5000 Role Models is 20 years old, still stepping




















As Congresswoman Frederica Wilson sat down Friday morning at the annual Martin Luther King Day breakfast fundraiser for her 5000 Role Models of Excellence, she smiled and reflected on the program’s two decades of success.

After the 131 scholarships recipients – in their signature red ties – had filed into a ballroom at Jungle Island, heads high, medals of achievement around their necks, shaking hands with the dozens of mentors who had showed up for the day’s event,

Wilson, 70, had a special request: She asked the mentors to hug the students.





“Now,” she said, “tell them you love them.”

Earlier, Wilson had said: “I didn’t know it would last this long.”

In 1993, when Wilson was principal at Skyway Elementary, near the

Miami-Dade/Broward county line, she noticed more disciplinary issues

with certain male African American children. They were so disruptive, she recalls, that teachers had trouble getting through the day’s lesson.

"It was always this group of little black boys," says the Congresswoman. “I kept asking them, ‘why do you misbehave?’ ”

What she heard was not satisfactory.

She made a point of having lunch with the boys – fourth and fifth graders – every Wednesday. It wasn’t long before she made the link between their lack of discipline and the fact that they had no positive African American male role models.

Wilson called on her vast network of male friends and acquaintances -- every black dentist, doctor, firefighter, or police officer she could find, husbands of her Alpha Kappa Alpha sorority sisters, former classmates and alumni of her alma mater, Miami Northwestern Senior High – to visit her school.

At the first assembly, she said, close to 100 men showed up.

The mentors joined hands and prayed, Wilson said. “They were chanting, ‘God, please don’t let us fail.’”

In a matter of weeks, Wilson was so startled by the change that she took her budding idea to the Dade County School Board: Let’s create a mentor group. School officials, under the leadership of then superintendent Octavio Visiedo, bought into it. This year, the organization gets about $560,000 from the board. The rest comes from corporations and private donors.

What started as a small program for a handful of African American boys at Skyway has now expanded to a dropout prevention program for boys of all races and ethnicities in schools in Miami Dade and Pinellas Counties. There has been talk of expanding the program statewide.

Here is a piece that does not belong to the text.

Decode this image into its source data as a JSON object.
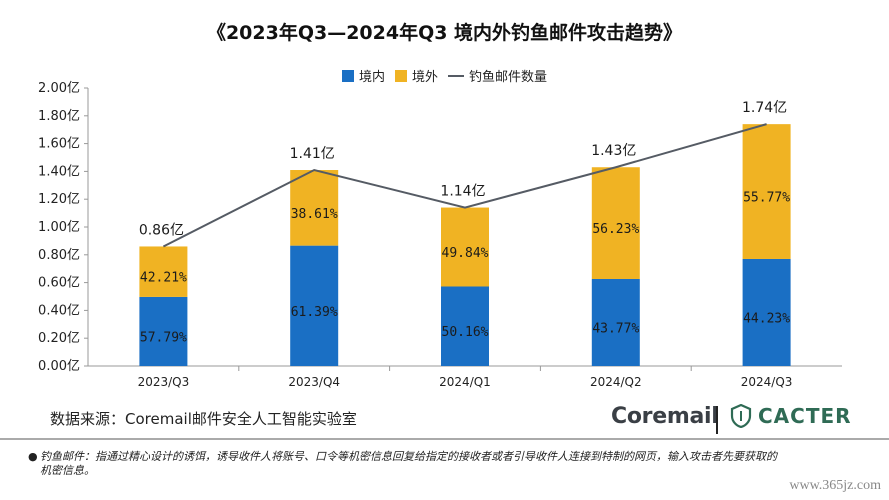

These days, Wilson doesn’t have to spend a lot of time talking about her baby. Events like Friday morning’s breakfast do the talking for her:

Here are some of her success stories:

GEORGE RAY: THE MENTOR

George Ray thought he’d be dead by age 16, and there was a time he would have said he was “OK with that.” He grew up in some of Miami

Gardens’ hardest streets in the 90s,’ the son of a long distance truck driver who was often on the road and a mother who put in long hours as a nurse.

When she was home, she spent tireless hours trying to steer her son away from the often tragic activities that teenaged black boys participated in on their block.

The scenes Ray most remembers were filled with “drugs and gold rims.” He wanted some of that action and started selling crack in middle school.